Amid the prevailing violence of the pre-Flood world, God singled out Noah, called him, and began giving him the grace he needed to complete what likely seemed like an impossible assignment. He spent one hundred and twenty years preaching, undertaking the hard labor to build the ark, and enduring the mockery of his neighbors. When the Flood came, he faced torrential rains combined with earthquakes that produced frighteningly huge waves on an endless sea, making him fear for his family's survival. While never knowing a period of absolute calm, he cared for the animals, including the birds sent out to reconnoiter conditions outside. When one did not return, and the ark settled into the soft but stable soil, the lifesaving voyage ended, and the reestablishment of life on earth began in a world of absolute calm dominated by silence.

From beginning to end, Noah's story has the sense and appeal of a fantastic fictional tale. Within it are events that may remind us of a superhero conquering every challenge devised by a mysterious villain to keep him from accomplishing his mission, and saving his family despite the sacrifices. Since God Himself reports Noah's work through Moses, his story is not fiction; one man lived the entire experience. Moreover, every person born on earth since descends from this one man and his wife.
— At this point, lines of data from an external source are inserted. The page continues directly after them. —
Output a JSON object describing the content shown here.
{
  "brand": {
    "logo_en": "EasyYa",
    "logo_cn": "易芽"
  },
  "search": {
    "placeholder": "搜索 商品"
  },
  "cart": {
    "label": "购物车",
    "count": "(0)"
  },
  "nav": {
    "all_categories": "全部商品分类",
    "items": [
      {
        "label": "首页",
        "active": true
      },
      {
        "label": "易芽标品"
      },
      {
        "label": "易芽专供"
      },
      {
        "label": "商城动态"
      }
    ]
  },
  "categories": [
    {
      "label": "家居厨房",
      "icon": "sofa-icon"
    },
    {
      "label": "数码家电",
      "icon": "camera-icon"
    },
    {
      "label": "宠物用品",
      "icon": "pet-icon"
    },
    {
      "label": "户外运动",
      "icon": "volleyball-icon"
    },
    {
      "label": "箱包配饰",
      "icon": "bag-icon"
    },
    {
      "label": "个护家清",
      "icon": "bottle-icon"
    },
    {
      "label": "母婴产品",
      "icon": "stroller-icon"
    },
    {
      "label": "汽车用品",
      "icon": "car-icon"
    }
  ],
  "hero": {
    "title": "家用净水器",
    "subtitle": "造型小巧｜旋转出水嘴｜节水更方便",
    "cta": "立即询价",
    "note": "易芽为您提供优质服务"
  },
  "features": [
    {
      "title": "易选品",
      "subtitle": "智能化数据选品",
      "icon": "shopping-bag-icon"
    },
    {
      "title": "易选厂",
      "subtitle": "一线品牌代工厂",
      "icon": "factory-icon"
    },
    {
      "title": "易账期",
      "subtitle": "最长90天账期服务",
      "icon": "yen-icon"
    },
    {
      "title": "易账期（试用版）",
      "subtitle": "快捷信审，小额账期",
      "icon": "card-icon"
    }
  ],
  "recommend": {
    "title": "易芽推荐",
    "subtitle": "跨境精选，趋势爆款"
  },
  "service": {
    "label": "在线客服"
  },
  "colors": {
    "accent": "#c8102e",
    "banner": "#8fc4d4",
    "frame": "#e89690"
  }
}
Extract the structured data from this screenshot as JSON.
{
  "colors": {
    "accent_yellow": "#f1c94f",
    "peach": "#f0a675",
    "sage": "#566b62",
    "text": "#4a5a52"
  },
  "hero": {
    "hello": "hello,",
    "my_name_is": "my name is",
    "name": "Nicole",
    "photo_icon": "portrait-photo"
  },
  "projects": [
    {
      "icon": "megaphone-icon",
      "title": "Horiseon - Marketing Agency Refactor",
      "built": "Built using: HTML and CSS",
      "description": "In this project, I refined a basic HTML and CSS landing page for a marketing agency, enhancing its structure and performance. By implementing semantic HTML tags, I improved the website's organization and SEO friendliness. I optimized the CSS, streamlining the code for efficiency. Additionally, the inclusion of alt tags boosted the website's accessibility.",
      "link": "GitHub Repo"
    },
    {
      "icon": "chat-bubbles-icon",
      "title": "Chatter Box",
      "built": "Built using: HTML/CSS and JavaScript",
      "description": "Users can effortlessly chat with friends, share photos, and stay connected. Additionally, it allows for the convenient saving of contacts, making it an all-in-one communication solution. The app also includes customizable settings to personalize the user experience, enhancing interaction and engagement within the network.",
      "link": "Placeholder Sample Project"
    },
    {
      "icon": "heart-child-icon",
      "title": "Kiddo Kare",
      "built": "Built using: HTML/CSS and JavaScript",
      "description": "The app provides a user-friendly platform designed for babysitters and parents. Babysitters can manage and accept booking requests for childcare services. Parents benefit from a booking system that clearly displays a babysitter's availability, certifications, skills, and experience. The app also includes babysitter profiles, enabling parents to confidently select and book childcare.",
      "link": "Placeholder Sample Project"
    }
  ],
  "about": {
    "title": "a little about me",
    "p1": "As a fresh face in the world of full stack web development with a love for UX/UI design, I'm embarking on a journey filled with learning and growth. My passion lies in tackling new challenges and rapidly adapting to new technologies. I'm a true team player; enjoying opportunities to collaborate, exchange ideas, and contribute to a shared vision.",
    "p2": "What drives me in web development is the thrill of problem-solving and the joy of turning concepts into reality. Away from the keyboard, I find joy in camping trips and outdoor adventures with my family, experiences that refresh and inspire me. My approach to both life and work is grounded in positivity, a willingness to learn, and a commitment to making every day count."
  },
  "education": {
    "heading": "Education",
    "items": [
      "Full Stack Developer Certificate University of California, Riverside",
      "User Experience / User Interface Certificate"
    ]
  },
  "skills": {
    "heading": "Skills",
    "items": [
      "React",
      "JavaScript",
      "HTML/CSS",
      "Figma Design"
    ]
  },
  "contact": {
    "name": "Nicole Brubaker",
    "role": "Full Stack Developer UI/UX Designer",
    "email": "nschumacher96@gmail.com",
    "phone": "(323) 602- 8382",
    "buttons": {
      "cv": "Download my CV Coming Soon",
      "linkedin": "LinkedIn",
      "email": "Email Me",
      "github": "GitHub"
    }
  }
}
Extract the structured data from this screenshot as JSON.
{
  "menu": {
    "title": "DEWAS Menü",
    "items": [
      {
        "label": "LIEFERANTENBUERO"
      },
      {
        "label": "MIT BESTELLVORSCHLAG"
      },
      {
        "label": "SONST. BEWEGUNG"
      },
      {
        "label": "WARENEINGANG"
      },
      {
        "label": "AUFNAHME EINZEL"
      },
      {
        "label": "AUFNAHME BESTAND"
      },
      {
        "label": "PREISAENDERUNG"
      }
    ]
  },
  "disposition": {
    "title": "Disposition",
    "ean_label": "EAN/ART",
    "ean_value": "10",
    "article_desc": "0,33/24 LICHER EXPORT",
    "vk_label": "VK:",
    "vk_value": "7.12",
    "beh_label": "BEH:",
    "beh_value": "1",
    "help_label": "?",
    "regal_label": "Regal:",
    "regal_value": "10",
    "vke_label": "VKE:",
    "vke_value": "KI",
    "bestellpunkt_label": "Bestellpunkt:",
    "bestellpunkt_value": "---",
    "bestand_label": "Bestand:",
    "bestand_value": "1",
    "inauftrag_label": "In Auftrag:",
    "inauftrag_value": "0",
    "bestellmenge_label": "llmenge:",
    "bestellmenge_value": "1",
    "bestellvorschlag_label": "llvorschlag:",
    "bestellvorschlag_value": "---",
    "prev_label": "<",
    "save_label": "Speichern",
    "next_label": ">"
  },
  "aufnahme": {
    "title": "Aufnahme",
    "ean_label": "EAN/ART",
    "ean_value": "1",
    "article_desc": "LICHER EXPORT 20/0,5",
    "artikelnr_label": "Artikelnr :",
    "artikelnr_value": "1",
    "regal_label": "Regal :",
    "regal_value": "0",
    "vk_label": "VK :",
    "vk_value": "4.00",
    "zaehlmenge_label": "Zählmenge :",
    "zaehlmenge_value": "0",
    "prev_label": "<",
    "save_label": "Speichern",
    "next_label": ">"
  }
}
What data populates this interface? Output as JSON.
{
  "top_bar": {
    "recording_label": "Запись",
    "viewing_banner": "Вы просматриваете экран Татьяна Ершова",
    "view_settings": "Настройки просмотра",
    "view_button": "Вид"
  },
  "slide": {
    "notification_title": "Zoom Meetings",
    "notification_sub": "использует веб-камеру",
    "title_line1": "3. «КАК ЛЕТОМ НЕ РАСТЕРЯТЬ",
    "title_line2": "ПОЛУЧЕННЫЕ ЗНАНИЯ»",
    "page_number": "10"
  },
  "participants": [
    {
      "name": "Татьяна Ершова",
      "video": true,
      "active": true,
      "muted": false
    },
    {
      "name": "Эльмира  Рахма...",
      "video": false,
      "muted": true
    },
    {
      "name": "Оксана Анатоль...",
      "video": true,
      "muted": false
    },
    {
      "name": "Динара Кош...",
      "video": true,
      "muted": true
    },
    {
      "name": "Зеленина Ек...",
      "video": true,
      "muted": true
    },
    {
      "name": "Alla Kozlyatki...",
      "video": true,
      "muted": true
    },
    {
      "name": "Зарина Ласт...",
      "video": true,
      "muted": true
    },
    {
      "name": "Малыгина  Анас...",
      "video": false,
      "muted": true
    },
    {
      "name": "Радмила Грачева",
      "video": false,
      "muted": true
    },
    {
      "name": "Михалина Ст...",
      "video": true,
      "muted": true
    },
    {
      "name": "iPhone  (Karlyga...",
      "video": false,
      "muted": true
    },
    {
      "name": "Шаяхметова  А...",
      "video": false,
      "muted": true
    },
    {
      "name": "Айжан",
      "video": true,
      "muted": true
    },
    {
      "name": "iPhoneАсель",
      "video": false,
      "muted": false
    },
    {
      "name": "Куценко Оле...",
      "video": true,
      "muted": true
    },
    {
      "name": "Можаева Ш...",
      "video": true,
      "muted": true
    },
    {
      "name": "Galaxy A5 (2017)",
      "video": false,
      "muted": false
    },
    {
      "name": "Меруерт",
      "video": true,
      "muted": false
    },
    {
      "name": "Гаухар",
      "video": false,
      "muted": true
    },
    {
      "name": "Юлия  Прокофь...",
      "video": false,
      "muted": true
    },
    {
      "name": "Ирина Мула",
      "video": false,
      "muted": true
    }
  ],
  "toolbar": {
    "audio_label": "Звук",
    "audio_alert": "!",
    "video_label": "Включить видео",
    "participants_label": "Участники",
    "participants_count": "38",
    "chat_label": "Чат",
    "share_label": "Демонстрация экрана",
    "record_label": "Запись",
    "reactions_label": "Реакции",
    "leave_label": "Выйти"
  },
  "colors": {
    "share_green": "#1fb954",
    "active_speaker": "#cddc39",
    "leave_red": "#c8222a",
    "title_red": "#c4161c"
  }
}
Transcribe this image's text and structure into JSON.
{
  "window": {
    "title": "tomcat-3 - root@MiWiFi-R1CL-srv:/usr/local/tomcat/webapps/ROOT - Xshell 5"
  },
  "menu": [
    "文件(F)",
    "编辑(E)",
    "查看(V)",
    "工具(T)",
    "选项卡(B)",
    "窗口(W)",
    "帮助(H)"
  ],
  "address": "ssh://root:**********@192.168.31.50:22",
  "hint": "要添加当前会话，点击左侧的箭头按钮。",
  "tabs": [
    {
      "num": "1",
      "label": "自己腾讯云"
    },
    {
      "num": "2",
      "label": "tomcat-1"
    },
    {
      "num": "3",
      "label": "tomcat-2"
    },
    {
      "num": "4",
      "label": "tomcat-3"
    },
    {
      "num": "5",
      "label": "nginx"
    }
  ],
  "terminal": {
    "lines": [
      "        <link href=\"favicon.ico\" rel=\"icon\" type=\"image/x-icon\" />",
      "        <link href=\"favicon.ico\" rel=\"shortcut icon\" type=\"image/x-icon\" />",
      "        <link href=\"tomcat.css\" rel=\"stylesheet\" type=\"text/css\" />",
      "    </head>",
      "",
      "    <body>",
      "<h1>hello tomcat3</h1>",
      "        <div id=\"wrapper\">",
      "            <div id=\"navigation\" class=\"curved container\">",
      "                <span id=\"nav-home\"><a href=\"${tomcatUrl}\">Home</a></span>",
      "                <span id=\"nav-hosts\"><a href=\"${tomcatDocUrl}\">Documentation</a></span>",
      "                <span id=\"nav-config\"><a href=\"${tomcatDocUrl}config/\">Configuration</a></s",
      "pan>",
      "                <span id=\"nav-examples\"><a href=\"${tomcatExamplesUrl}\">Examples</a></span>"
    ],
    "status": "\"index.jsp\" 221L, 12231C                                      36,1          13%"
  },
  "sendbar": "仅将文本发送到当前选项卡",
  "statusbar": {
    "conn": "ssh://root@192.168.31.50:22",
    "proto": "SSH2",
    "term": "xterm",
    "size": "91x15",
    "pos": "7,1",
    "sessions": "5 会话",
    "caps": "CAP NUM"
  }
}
We do not have to search long to find the cause for God's judgment: man's unending determination to fill his life with every vile form of sin he could imagine. Humanity needed to be saved from itself before millions of minds became so set on sinful ways of living that they could not repent. The step God took—sentencing almost all of mankind to death—was, in reality, an act of divine mercy before humanity reached that point of no return.

This current generation of humanity is living in an atmosphere of widespread violence, which Jesus warned in His Olivet Prophecy would be similar to the state the world was in as Noah was finalizing the housing of the animals God brought to him. The beginning of the Flood was only days away.

How much time do we have before God gives the signal for Jesus to return to earth to establish the Kingdom of God? Before His crucifixion, even Jesus did not know the time of His departure from heaven, so we do not know either. He admonishes us to be ready at all times.